The most monstrous of these deliberate attacks on workers is privatisation of publicly owned property. This fraudulent scheme has not only translated into overconcentration of our wealth in the hands of the few and irreconcilable class inequality, but has also meant that Nigerian workers are made direct victims through mass retrenchments. This scheme can be chronicled to the ugly days of Structural Adjustment Program (SAP) during which we took up the military regime led by General Babangida’s government against an attempt to use this policy to create a haven for the rich and a paradise for the thieves.

However, these attacks on the Nigerian working class have not always come without conscious resistance from workers, students and the Nigerian masses at large. The history of the Nigerian ruling class is that of violent attacks on the living/working conditions of the Nigerian workers. Ours is a history of fighting them to a successful standstill. This is our history; the history of the revolutionary Nigerian working class. It is a history of consistent attacks, consistent resistances and consistent victories.

The TakeItBack Movement and the African Action Congress are prepared to join Nigerian workers in their demand for a living wage. It should be recalled that the African Action Congress has been unrepentant on its stance to pay workers a minimum of a 100,000 naira living wage. This is very possible considering the enormous wealth created by the workers themselves but ironically at the disposal of profligate and rapacious ruling class.

It would interest you to know that Nigeria, despite its enormous wealth, pays the least amount as minimum wage but ironically runs the most expensive Government that pays political office holders outrageous salaries and extravagant allowances. Even the ideologically wretched and economically subversive World Bank premises economic growth on the need to pay $300 (unskilled workers), $900 (skilled workers) as minimum and $1,800 on the maximum to workers. This was arrived at after considering the living index in Nigeria. Despite the mindless attachment of the Nigerian ruling class to its IMF imperial master, $38 is what the Nigerian government could disgracefully pay to its workers – and that, inconsistently.

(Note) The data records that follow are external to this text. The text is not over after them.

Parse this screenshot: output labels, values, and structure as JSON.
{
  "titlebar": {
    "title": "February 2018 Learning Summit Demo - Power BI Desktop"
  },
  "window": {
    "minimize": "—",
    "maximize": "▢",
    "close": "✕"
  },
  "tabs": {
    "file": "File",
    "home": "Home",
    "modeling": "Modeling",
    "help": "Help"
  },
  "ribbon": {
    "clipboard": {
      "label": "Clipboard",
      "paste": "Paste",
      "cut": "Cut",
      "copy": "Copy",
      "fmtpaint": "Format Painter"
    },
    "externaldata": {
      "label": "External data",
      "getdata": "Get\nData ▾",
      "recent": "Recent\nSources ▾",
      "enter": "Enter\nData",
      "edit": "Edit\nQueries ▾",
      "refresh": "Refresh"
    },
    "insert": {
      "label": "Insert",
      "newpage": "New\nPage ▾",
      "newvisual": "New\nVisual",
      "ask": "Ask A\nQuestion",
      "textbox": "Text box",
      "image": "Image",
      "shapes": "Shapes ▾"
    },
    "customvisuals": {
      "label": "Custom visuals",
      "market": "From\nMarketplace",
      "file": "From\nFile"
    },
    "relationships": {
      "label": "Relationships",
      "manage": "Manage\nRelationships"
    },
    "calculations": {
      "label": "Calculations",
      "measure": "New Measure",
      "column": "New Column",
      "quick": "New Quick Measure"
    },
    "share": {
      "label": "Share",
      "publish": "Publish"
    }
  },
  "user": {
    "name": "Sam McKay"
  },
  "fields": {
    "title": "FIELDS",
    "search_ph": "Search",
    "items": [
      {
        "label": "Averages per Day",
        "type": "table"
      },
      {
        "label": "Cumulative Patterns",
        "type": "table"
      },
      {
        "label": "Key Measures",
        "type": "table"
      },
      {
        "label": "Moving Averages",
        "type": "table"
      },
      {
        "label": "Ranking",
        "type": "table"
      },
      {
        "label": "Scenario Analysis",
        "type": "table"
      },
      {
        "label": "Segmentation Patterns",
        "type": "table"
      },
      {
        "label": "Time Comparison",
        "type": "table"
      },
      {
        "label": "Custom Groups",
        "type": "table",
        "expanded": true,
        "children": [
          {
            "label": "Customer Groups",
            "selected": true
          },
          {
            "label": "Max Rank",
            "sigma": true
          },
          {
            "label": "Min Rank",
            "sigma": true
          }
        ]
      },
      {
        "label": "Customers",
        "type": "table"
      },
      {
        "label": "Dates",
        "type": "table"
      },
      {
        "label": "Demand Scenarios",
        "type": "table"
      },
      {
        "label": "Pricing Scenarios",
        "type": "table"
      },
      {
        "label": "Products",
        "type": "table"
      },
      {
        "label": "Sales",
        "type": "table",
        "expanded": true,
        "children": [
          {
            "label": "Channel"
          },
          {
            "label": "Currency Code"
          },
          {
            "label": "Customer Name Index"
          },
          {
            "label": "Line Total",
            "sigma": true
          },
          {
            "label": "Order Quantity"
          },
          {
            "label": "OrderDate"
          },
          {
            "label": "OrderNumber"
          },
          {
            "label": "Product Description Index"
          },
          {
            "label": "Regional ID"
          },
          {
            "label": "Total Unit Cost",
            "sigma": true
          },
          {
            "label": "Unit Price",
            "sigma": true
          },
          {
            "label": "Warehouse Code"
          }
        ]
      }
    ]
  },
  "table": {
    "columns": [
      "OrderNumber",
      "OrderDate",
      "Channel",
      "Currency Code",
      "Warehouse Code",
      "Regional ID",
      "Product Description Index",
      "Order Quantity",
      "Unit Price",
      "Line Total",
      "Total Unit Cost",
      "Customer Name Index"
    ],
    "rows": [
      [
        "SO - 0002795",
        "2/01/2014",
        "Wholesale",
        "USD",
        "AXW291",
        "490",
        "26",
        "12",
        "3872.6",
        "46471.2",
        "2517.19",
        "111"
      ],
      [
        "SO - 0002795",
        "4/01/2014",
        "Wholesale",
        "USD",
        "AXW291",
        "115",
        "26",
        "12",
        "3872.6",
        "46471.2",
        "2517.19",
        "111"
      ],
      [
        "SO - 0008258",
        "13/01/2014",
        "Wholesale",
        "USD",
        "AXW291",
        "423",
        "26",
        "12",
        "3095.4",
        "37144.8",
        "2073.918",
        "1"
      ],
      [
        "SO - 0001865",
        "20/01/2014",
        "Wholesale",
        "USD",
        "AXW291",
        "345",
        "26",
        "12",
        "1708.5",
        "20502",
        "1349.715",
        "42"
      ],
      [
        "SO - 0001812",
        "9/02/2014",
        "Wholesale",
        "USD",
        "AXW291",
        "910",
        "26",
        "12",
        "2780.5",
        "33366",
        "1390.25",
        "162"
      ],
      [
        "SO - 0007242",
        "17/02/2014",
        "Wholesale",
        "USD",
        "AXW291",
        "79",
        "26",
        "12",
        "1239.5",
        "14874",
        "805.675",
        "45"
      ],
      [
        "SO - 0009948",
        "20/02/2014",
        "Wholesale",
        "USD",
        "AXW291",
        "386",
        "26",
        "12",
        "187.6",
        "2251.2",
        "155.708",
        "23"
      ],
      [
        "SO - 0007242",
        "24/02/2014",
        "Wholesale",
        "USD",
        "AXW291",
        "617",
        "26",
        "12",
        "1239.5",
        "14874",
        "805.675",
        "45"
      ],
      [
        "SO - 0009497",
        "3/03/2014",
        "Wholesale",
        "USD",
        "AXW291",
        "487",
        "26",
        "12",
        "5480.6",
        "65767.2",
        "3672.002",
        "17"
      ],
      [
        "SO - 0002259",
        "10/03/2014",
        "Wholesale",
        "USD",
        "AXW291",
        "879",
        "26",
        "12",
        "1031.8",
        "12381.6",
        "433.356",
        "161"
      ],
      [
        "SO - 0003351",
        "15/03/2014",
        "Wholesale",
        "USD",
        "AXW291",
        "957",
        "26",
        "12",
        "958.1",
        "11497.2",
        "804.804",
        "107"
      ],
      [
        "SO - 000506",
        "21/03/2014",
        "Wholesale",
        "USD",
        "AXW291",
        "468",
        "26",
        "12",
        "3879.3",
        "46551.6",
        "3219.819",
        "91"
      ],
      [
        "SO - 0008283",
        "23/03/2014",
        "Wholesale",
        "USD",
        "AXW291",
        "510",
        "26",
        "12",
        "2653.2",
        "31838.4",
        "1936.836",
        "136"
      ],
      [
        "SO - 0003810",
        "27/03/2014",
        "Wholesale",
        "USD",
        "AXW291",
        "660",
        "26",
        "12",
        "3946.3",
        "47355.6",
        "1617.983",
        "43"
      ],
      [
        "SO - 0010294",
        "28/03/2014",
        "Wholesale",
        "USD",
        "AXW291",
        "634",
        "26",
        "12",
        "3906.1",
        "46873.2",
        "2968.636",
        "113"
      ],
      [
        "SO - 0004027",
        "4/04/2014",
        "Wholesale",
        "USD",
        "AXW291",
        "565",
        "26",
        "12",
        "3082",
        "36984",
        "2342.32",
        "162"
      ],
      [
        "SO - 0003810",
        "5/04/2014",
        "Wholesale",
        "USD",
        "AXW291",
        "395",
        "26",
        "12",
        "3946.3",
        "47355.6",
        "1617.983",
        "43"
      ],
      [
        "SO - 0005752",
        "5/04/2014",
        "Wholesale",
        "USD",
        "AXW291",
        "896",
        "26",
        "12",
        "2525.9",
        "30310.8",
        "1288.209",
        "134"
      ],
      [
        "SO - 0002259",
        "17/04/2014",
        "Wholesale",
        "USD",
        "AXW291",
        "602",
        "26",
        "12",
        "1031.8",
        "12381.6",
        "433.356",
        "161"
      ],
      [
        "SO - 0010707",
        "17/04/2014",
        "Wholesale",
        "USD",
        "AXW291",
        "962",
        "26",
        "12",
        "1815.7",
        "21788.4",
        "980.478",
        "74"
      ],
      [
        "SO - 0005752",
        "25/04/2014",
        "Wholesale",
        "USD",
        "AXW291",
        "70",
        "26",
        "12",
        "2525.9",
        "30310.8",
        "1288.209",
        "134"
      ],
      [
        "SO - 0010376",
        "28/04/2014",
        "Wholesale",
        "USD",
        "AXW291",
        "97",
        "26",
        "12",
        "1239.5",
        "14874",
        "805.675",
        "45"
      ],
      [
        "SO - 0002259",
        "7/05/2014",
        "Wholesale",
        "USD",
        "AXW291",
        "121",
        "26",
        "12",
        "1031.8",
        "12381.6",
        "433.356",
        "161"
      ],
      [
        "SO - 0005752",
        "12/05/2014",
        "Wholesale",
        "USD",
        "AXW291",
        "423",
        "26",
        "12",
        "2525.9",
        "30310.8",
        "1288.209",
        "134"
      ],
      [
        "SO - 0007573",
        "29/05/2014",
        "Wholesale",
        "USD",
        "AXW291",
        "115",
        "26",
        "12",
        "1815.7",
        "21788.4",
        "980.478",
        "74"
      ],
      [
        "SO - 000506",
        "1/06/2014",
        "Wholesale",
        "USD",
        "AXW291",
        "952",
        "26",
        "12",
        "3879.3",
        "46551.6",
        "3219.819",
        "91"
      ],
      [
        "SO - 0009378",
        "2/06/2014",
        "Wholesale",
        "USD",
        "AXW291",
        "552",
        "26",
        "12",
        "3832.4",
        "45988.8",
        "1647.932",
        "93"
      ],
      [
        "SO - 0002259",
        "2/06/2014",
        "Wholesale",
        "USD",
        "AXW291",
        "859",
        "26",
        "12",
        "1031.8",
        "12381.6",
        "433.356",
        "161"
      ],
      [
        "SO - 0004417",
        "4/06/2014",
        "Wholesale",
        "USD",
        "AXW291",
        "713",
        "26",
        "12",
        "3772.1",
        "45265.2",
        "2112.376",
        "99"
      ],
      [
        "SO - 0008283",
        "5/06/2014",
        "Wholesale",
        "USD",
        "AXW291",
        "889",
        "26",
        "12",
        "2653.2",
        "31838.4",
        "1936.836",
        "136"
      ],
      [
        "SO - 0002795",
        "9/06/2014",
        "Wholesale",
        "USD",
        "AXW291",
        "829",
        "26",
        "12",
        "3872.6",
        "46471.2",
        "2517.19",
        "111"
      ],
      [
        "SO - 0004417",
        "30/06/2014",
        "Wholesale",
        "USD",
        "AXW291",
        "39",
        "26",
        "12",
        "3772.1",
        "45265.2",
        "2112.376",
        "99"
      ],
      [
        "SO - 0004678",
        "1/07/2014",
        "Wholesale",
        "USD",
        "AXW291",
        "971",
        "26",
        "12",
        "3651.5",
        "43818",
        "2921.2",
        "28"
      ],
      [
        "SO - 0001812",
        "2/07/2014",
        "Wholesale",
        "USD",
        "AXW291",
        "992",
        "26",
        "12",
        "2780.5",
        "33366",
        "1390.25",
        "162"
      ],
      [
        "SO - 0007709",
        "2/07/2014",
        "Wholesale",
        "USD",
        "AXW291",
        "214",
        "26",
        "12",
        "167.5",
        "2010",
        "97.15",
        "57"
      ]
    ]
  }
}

Unfortunately for some ‘economists’ who, at best, understand the subject matter through the lenses of the ‘Washington Consensus’ and International Monetary ‘fraud’ (IMF), they believe an increase in minimum wage would lead to inflation. These ‘economists’ would never come with this same outdated argument when its time to attack workers with increase in fuel price, electricity tariff, water bills, tenement rates, school fees and irrational extortions. They would never talk of inflation when politicians loot billions of dollars from the nation’s treasury and reward themselves with outrageous salaries and allowances.

The last time the minimum wage was increased in Nigeria was in 2011, yet the cost of commodities between 2011 and now has tripled if not quadrupled. Between these same periods, politicians have looted more and increased their respective allowances. Yet no one is talking about inflation. But when it comes to paying workers who are the actual producers of wealth, then they blackmail workers’ demands with the menace of inflation.

For us in the African Action Congress, we will not only increase living wage to 100,000 naira, we would also reverse all policies of privatisation by previous governments and forthwith build a very strong and democratically managed public sector.
To bring to conclusion my message to you at this decisive stage in our history, I would like to reiterate that our struggles against slave wages, casualization, commercialisation and privatisation viz all policies that create class inequality must nevertheless be connected to overthrowing this overbearing system of servitude.

This is what the TakeItBack Movement and the African Action Congress stand for. We call on you to join us in the struggle to overhaul this exploitative system characterized by profligate rulers even as we march into the 2019 general elections.

Let the oppressed and the workers take it back.